The pool of API Endpoints that are used by OneApi is refreshed every 10 minutes as well, by calling the Validationcore API. However, an endpoint has to work for at least 6 validations in a row (~60mins) to be considered healthy. It is not enough to just pass the last validation. The Validationcore API also performs a location lookup based on the IP, to match the API to the correct load balancing zone.
Currently, OneApi offers two main Middleware services:
- Route checking/blocking: The list of allowed routes is hardcoded and only requests that match this list will be forwarded to an API Endpoint. For example, requests for the producer Api or routes that don’t exist will be directly blocked by OneApi.
- JSON check: If a request has a body, it will be checked if the body can be parsed into a valid JSON before forwarding it to an API Endpoint.
In both cases, standardized error messages will be sent and no API endpoint will receive the faulty request.
One unfortunate byproduct of the Cloudflare workers is a couple of headers that are added to the response by Cloudflare. Currently, there is no possibility to remove those. However, some custom headers are added as well:
“x-handled-by” header. This header indicates which API Endpoint has processed the request.
“x-rejected-by” header. This header will only be set if one of the middleware features is triggered, and the request is directly rejected by OneApi. In this case, no x-handled-by header will be set.
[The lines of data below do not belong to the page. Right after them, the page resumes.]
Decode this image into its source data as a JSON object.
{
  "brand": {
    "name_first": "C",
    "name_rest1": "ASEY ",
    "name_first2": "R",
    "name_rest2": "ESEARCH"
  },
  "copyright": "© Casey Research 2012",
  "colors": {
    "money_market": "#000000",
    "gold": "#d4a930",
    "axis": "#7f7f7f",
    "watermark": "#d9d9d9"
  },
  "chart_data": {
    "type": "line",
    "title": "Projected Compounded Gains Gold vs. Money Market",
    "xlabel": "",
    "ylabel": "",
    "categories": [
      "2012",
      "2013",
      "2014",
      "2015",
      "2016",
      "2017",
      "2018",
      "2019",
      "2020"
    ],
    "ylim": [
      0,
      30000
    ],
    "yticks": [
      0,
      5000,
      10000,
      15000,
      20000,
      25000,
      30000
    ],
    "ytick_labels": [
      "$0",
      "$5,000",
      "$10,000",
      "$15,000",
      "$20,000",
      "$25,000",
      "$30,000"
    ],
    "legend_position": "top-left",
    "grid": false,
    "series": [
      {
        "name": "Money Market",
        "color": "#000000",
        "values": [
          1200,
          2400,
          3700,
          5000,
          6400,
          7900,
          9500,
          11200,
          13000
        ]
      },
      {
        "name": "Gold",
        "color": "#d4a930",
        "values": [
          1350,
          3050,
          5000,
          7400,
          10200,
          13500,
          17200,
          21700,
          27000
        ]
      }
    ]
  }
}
OneApi automatically times out an Api request after 2000ms. If a request has timed out or if certain HTTP errors have been returned (e.g. 403 forbidden or rate limit associated errors), a second request will be sent to a different API. The result of the backup request will then be returned to the user. This reduces the chance of a user not getting a response. The API Endpoint, that did not respond successfully is then excluded from the locally cached list and no further requests will be forwarded to that API Endpoint.
As mentioned in the beginning, one of the main objectives was to reduce the dependency on single guilds. Unfortunately, the Validationcore has to run on Blacklusion’s servers. To mitigate the dependency on my guild, the current API list is stored in three separate locations:
The OneApi worker has a locally cached list of the API endpoints in the worker's memory. The worker is able to edit that list and to detect and remove nonfunctioning endpoints. This also has major performance benefits, since a call to the Cloudflare KV storage costs ~100ms. Having locally cached lists, allows the worker to handle a request completely without accessing the KV or other Apis.
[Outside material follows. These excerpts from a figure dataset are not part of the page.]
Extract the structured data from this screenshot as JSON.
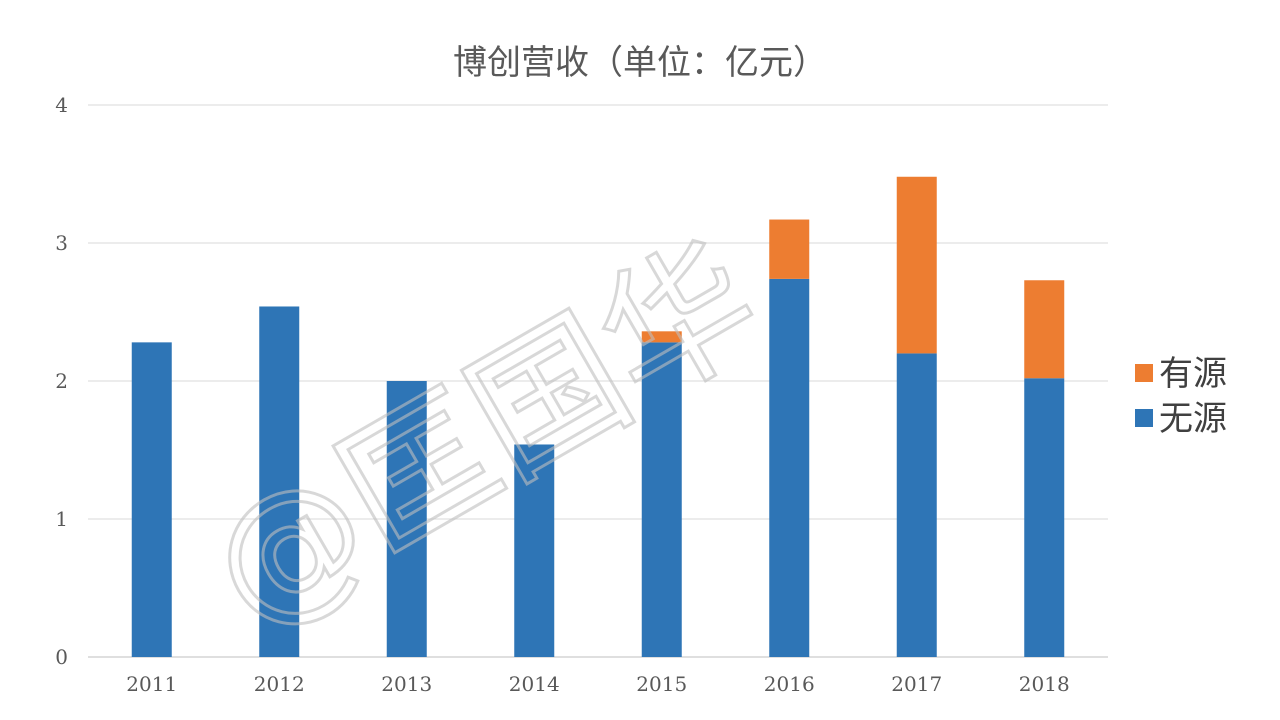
{
  "chart_data": {
    "type": "bar",
    "stacked": true,
    "title": "博创营收（单位：亿元）",
    "categories": [
      "2011",
      "2012",
      "2013",
      "2014",
      "2015",
      "2016",
      "2017",
      "2018"
    ],
    "series": [
      {
        "name": "无源",
        "color": "#2e75b6",
        "values": [
          2.28,
          2.54,
          2.0,
          1.54,
          2.28,
          2.74,
          2.2,
          2.02
        ]
      },
      {
        "name": "有源",
        "color": "#ed7d31",
        "values": [
          0,
          0,
          0,
          0,
          0.08,
          0.43,
          1.28,
          0.71
        ]
      }
    ],
    "ylim": [
      0,
      4
    ],
    "yticks": [
      0,
      1,
      2,
      3,
      4
    ],
    "grid": true,
    "legend_position": "right"
  },
  "watermark": "@匡国华",
  "colors": {
    "grid": "#d9d9d9",
    "axis": "#bfbfbf"
  }
}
Once per minute (or if the locally cached list is empty) the last list is pulled from the KV storage. This mechanism was implemented to overwrite the local list and to add endpoints back into the pool that may have been removed e.g. because of rate-limiting errors.
It should be noted, that the worker is not able to edit the list in the KV storage itself. The list in the KV storage is only updated when a new list is requested from the Validationcore API. This update process is running on a different worker and is decoupled from the actual OneApi Worker.
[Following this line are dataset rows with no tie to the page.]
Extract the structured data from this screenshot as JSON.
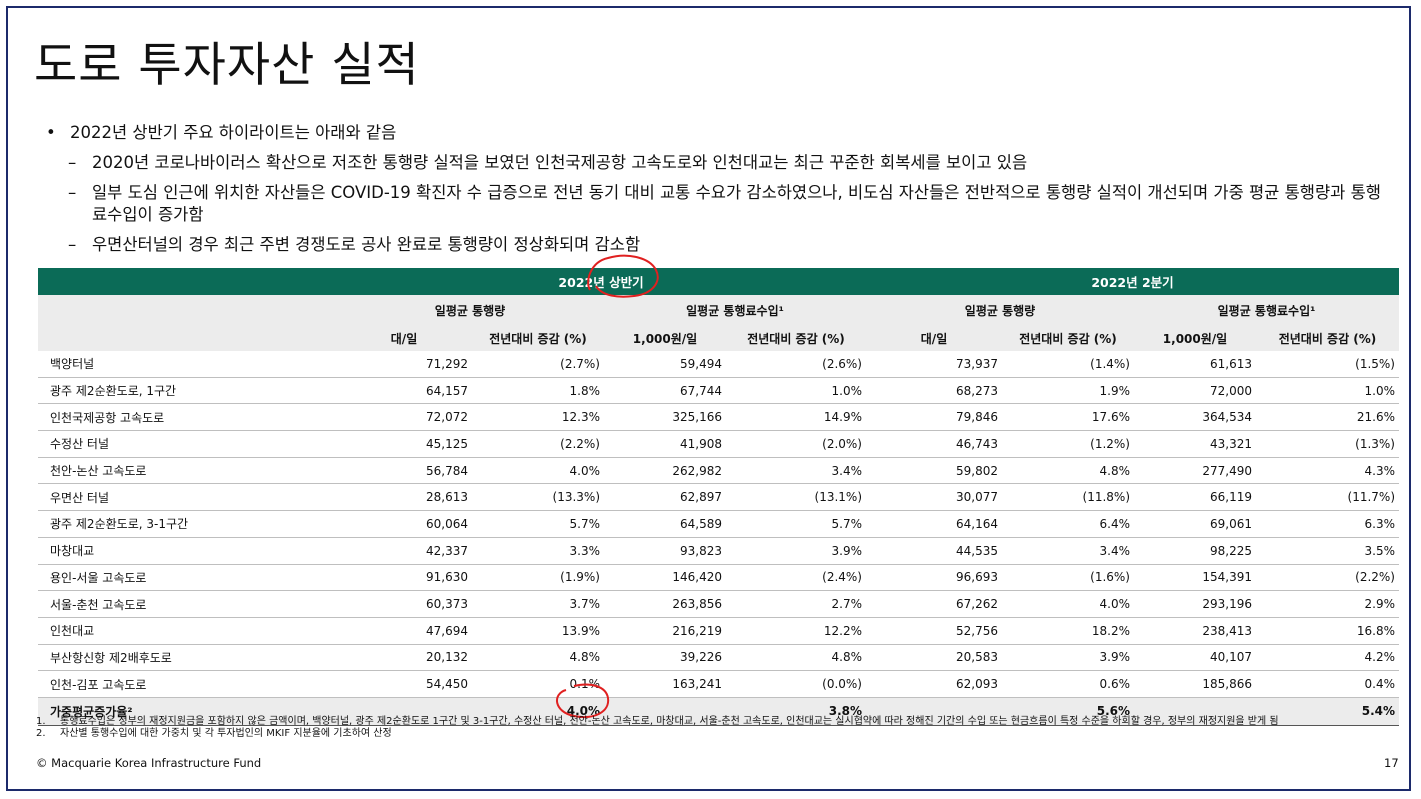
{
  "title": "도로 투자자산 실적",
  "bullets": {
    "main": "2022년 상반기 주요 하이라이트는 아래와 같음",
    "subs": [
      "2020년 코로나바이러스 확산으로 저조한 통행량 실적을 보였던 인천국제공항 고속도로와 인천대교는 최근 꾸준한 회복세를 보이고 있음",
      "일부 도심 인근에 위치한 자산들은 COVID-19 확진자 수 급증으로 전년 동기 대비 교통 수요가 감소하였으나, 비도심 자산들은 전반적으로 통행량 실적이 개선되며 가중 평균 통행량과 통행료수입이 증가함",
      "우면산터널의 경우 최근 주변 경쟁도로 공사 완료로 통행량이 정상화되며 감소함"
    ],
    "dash": "–"
  },
  "table": {
    "period_headers": [
      "2022년 상반기",
      "2022년 2분기"
    ],
    "group_headers": [
      "일평균 통행량",
      "일평균 통행료수입¹",
      "일평균 통행량",
      "일평균 통행료수입¹"
    ],
    "unit_headers": [
      "대/일",
      "전년대비 증감 (%)",
      "1,000원/일",
      "전년대비 증감 (%)",
      "대/일",
      "전년대비 증감 (%)",
      "1,000원/일",
      "전년대비 증감 (%)"
    ],
    "rows": [
      {
        "name": "백양터널",
        "values": [
          "71,292",
          "(2.7%)",
          "59,494",
          "(2.6%)",
          "73,937",
          "(1.4%)",
          "61,613",
          "(1.5%)"
        ]
      },
      {
        "name": "광주 제2순환도로, 1구간",
        "values": [
          "64,157",
          "1.8%",
          "67,744",
          "1.0%",
          "68,273",
          "1.9%",
          "72,000",
          "1.0%"
        ]
      },
      {
        "name": "인천국제공항 고속도로",
        "values": [
          "72,072",
          "12.3%",
          "325,166",
          "14.9%",
          "79,846",
          "17.6%",
          "364,534",
          "21.6%"
        ]
      },
      {
        "name": "수정산 터널",
        "values": [
          "45,125",
          "(2.2%)",
          "41,908",
          "(2.0%)",
          "46,743",
          "(1.2%)",
          "43,321",
          "(1.3%)"
        ]
      },
      {
        "name": "천안-논산 고속도로",
        "values": [
          "56,784",
          "4.0%",
          "262,982",
          "3.4%",
          "59,802",
          "4.8%",
          "277,490",
          "4.3%"
        ]
      },
      {
        "name": "우면산 터널",
        "values": [
          "28,613",
          "(13.3%)",
          "62,897",
          "(13.1%)",
          "30,077",
          "(11.8%)",
          "66,119",
          "(11.7%)"
        ]
      },
      {
        "name": "광주 제2순환도로, 3-1구간",
        "values": [
          "60,064",
          "5.7%",
          "64,589",
          "5.7%",
          "64,164",
          "6.4%",
          "69,061",
          "6.3%"
        ]
      },
      {
        "name": "마창대교",
        "values": [
          "42,337",
          "3.3%",
          "93,823",
          "3.9%",
          "44,535",
          "3.4%",
          "98,225",
          "3.5%"
        ]
      },
      {
        "name": "용인-서울 고속도로",
        "values": [
          "91,630",
          "(1.9%)",
          "146,420",
          "(2.4%)",
          "96,693",
          "(1.6%)",
          "154,391",
          "(2.2%)"
        ]
      },
      {
        "name": "서울-춘천 고속도로",
        "values": [
          "60,373",
          "3.7%",
          "263,856",
          "2.7%",
          "67,262",
          "4.0%",
          "293,196",
          "2.9%"
        ]
      },
      {
        "name": "인천대교",
        "values": [
          "47,694",
          "13.9%",
          "216,219",
          "12.2%",
          "52,756",
          "18.2%",
          "238,413",
          "16.8%"
        ]
      },
      {
        "name": "부산항신항 제2배후도로",
        "values": [
          "20,132",
          "4.8%",
          "39,226",
          "4.8%",
          "20,583",
          "3.9%",
          "40,107",
          "4.2%"
        ]
      },
      {
        "name": "인천-김포 고속도로",
        "values": [
          "54,450",
          "0.1%",
          "163,241",
          "(0.0%)",
          "62,093",
          "0.6%",
          "185,866",
          "0.4%"
        ]
      }
    ],
    "total": {
      "name": "가중평균증가율²",
      "values": [
        "",
        "4.0%",
        "",
        "3.8%",
        "",
        "5.6%",
        "",
        "5.4%"
      ]
    }
  },
  "notes": [
    {
      "num": "1.",
      "text": "통행료수입은 정부의 재정지원금을 포함하지 않은 금액이며, 백양터널, 광주 제2순환도로 1구간 및 3-1구간, 수정산 터널, 천안-논산 고속도로, 마창대교, 서울-춘천 고속도로, 인천대교는 실시협약에 따라 정해진 기간의 수입 또는 현금흐름이 특정 수준을 하회할 경우, 정부의 재정지원을 받게 됨"
    },
    {
      "num": "2.",
      "text": "자산별 통행수입에 대한 가중치 및 각 투자법인의 MKIF 지분율에 기초하여 산정"
    }
  ],
  "footer": {
    "copyright": "© Macquarie Korea Infrastructure Fund",
    "page": "17"
  },
  "colors": {
    "header_green": "#0b6b57",
    "header_gray": "#ececec",
    "frame": "#1c2a6b",
    "annotation_red": "#e02020"
  }
}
In a worst-case scenario, where Blacklusion’s servers would stop functioning, the OneApi service would still be able to keep running: The workers can pull the last list from the KV storage and prune nonfunctioning endpoints by themselves. And since the list in the KV storage cannot be edited by the workers, it is prevented that workers remove endpoints from the shared list, that may work for other workers. Of course, this will reduce performance and should not happen in the first place, but there is some room for failure by design. And in case everything is falling apart, every worker is also deployed with a hardcoded fallback list. This list kicks in if the KV storage List is empty or cannot be accessed.